Gasunie operates a transmission and pipeline grid across much of northern Europe and provides liquefied natural gas (LNG) and storage facilities. At the centre of its infrastructure operations is its ‘gas roundabout’, built in 2014 to link areas across the Dutch, UK and German markets. The roundabout ensures that gas can be transported and traded as LNG (in the Netherlands and the UK) as it moves mainly from Russia and Qatar to the Netherlands, Germany, Belgium, Norway, Denmark and the UK. In early 2018 the company announced plans to build Europe’s largest green hydrogen production plant in the north of the Netherlands, in partnership with paint and chemical maker Nouryon.

Reputation counts

“Our strategy is built on three pillars,” says Gasunie treasurer Janneke Hermes. “We aim to provide safe, sustainable and affordable gas transport. We want to facilitate energy transition and the reduction of carbon dioxide by innovating in areas such as green gas, hydrogen, heat networks and carbon capture and storage. Finally, we strive to make a valuable contribution to efficient gas infrastructure and services in the European gas and LNG market.”

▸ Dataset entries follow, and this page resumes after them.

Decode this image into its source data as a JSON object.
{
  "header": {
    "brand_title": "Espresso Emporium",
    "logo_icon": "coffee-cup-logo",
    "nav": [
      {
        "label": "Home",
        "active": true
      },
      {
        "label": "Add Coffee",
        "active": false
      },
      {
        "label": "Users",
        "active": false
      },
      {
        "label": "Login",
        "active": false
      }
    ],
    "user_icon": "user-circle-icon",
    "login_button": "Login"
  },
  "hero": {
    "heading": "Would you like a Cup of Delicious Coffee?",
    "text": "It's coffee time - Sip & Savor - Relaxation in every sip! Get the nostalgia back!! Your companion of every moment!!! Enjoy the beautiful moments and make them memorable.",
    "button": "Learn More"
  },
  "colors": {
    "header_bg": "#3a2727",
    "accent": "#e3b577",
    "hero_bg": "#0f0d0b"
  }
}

The company has invested heavily in its gas roundabout, says Ms Hermes, and this year it plans to move forward with a project to build a nitrogen facility near Zuidbroek that will transform high-calorific gas for domestic use. The plant is expected to come online in 2022 following an investment of between €500m and €550m. It will facilitate a reduction in gas extraction from the Groningen field, which has seen a number of earthquakes over recent years.

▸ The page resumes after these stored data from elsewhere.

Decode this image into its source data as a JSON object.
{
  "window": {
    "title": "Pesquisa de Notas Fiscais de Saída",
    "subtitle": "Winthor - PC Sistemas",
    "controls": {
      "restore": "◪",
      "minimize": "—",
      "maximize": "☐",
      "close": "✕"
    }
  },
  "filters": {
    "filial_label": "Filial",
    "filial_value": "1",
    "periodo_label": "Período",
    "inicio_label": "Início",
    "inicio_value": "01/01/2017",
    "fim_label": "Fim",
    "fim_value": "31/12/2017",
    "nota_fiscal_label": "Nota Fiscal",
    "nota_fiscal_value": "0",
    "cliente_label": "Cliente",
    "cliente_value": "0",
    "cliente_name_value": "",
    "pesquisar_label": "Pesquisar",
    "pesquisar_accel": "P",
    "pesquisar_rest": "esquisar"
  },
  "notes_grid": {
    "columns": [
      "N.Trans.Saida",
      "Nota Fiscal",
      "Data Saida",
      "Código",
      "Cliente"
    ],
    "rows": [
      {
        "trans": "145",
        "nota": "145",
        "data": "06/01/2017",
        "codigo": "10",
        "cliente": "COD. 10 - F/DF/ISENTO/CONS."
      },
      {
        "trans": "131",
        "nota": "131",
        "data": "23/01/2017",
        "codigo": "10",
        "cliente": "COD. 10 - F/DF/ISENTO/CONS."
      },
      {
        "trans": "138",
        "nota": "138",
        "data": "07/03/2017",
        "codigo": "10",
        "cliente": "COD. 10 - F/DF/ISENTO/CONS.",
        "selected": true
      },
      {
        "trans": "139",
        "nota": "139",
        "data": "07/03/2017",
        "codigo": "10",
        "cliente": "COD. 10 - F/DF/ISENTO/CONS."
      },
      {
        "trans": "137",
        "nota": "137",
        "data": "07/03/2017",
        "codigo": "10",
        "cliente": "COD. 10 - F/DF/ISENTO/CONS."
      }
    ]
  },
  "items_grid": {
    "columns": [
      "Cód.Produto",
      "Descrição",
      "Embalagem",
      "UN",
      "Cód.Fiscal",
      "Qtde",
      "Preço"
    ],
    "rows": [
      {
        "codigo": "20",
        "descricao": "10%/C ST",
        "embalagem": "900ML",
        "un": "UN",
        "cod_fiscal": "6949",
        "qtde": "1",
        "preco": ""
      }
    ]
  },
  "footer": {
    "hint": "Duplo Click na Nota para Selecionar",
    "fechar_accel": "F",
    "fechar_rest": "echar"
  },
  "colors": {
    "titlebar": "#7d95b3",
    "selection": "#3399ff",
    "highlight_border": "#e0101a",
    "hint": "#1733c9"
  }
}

Gasunie’s state ownership and AA-/A1 credit rating puts it in a strong financial position. It funds itself via a €7.5bn medium-term note programme and loans from the European Investment Bank. It also has a fully untapped revolving credit facility and commercial paper and other money market instruments, and its debt-to-total assets ratio is about 40%.

“We are comfortable with the 40% level, which gives us room for investment,” says Ms Hermes.

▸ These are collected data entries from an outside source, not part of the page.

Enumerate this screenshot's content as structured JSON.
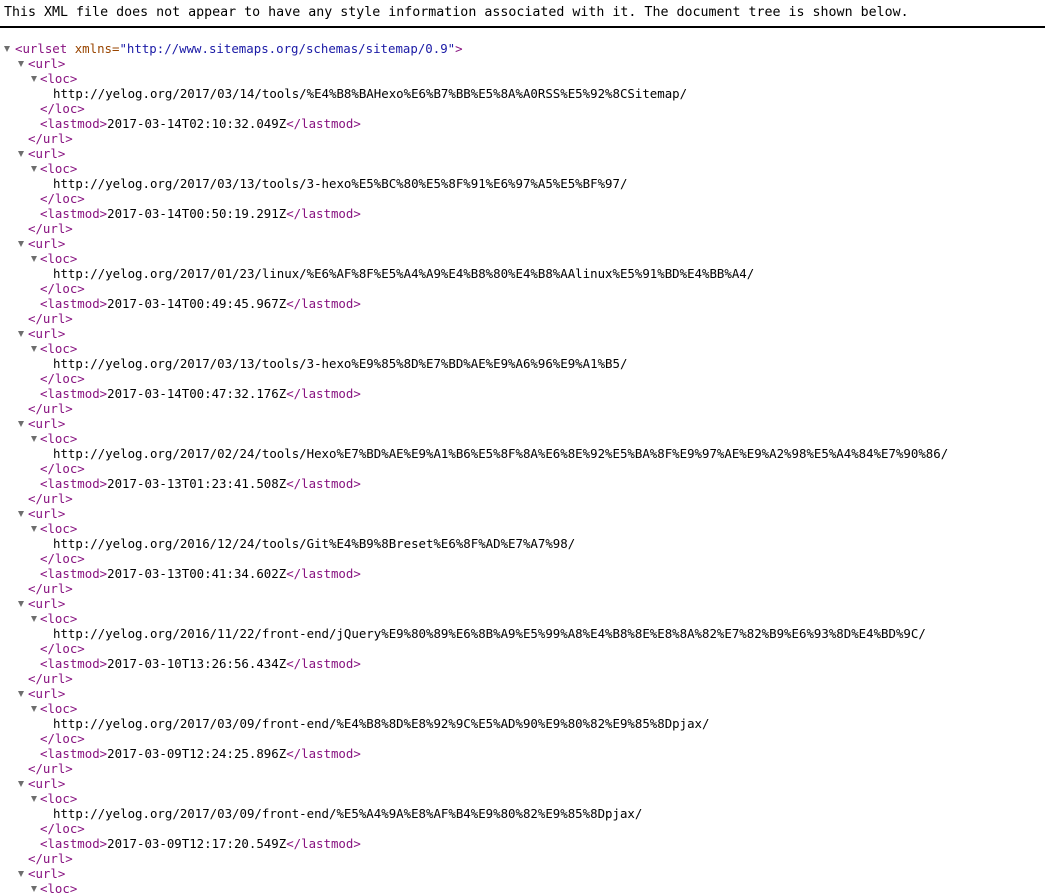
{
  "header": {
    "notice": "This XML file does not appear to have any style information associated with it. The document tree is shown below."
  },
  "root": {
    "open_tag": "<urlset",
    "attr_name": "xmlns=",
    "attr_value": "\"http://www.sitemaps.org/schemas/sitemap/0.9\"",
    "open_tag_end": ">"
  },
  "tags": {
    "url_open": "<url>",
    "url_close": "</url>",
    "loc_open": "<loc>",
    "loc_close": "</loc>",
    "lastmod_open": "<lastmod>",
    "lastmod_close": "</lastmod>"
  },
  "entries": [
    {
      "loc": "http://yelog.org/2017/03/14/tools/%E4%B8%BAHexo%E6%B7%BB%E5%8A%A0RSS%E5%92%8CSitemap/",
      "lastmod": "2017-03-14T02:10:32.049Z"
    },
    {
      "loc": "http://yelog.org/2017/03/13/tools/3-hexo%E5%BC%80%E5%8F%91%E6%97%A5%E5%BF%97/",
      "lastmod": "2017-03-14T00:50:19.291Z"
    },
    {
      "loc": "http://yelog.org/2017/01/23/linux/%E6%AF%8F%E5%A4%A9%E4%B8%80%E4%B8%AAlinux%E5%91%BD%E4%BB%A4/",
      "lastmod": "2017-03-14T00:49:45.967Z"
    },
    {
      "loc": "http://yelog.org/2017/03/13/tools/3-hexo%E9%85%8D%E7%BD%AE%E9%A6%96%E9%A1%B5/",
      "lastmod": "2017-03-14T00:47:32.176Z"
    },
    {
      "loc": "http://yelog.org/2017/02/24/tools/Hexo%E7%BD%AE%E9%A1%B6%E5%8F%8A%E6%8E%92%E5%BA%8F%E9%97%AE%E9%A2%98%E5%A4%84%E7%90%86/",
      "lastmod": "2017-03-13T01:23:41.508Z"
    },
    {
      "loc": "http://yelog.org/2016/12/24/tools/Git%E4%B9%8Breset%E6%8F%AD%E7%A7%98/",
      "lastmod": "2017-03-13T00:41:34.602Z"
    },
    {
      "loc": "http://yelog.org/2016/11/22/front-end/jQuery%E9%80%89%E6%8B%A9%E5%99%A8%E4%B8%8E%E8%8A%82%E7%82%B9%E6%93%8D%E4%BD%9C/",
      "lastmod": "2017-03-10T13:26:56.434Z"
    },
    {
      "loc": "http://yelog.org/2017/03/09/front-end/%E4%B8%8D%E8%92%9C%E5%AD%90%E9%80%82%E9%85%8Dpjax/",
      "lastmod": "2017-03-09T12:24:25.896Z"
    },
    {
      "loc": "http://yelog.org/2017/03/09/front-end/%E5%A4%9A%E8%AF%B4%E9%80%82%E9%85%8Dpjax/",
      "lastmod": "2017-03-09T12:17:20.549Z"
    }
  ]
}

Given the volatility in the markets around the time of its proposed bond issue, the company might have been forgiven for having second thoughts. However, it relied on its solid reputation to keep its head as those all about were losing theirs. 

“There was a sense that with the rest of the market reluctant to issue, there was an opportunity for us,” says Ms Hermes. “The last time we issued was just after Donald Trump’s election, so maybe these very volatile periods work for us.” In addition, the company was keen to go ahead to ensure it maintained its liquidity ratio at its target level, and to offset a redemption in the same month.

No roadshow needed

Gasunie spoke to its bankers at ING, ABN Amro and Rabobank (who were joint co-ordinators and bookrunners) in mid-September. It felt it did not need to do a physical roadshow, instead relying on its annual investor call and a digital roadshow, which it posted on its website. It eventually decided on October 8 to come to market.

“We knew we were going for a 10-year, €300m no-grow, and working with our banks decided on initial price talk of mid-swaps plus 60 basis points,” says Ms Hermes. “However, the order book grew quite quickly to more than four times our target number, so we knew we could tighten.”

Pricing was revised to mid-swaps plus 40 to 45 basis points, a chunky reduction but one that appeared not to do too much damage to demand.

“We lost a few orders but we also continued to see more coming in,” says Ms Hermes. “In the end we priced at mid-swaps plus 40 basis points. It was quite difficult to find a comparison in the market but we reckon we paid a new issue premium of two to five basis points, which we felt was OK given that we have been out of the market for two years and the macro environment.”

The bond did not move in secondary markets, reflecting the buy-and-hold nature of most investors: a case of Gasunie of knowing its strengths and picking the right moment to take advantage.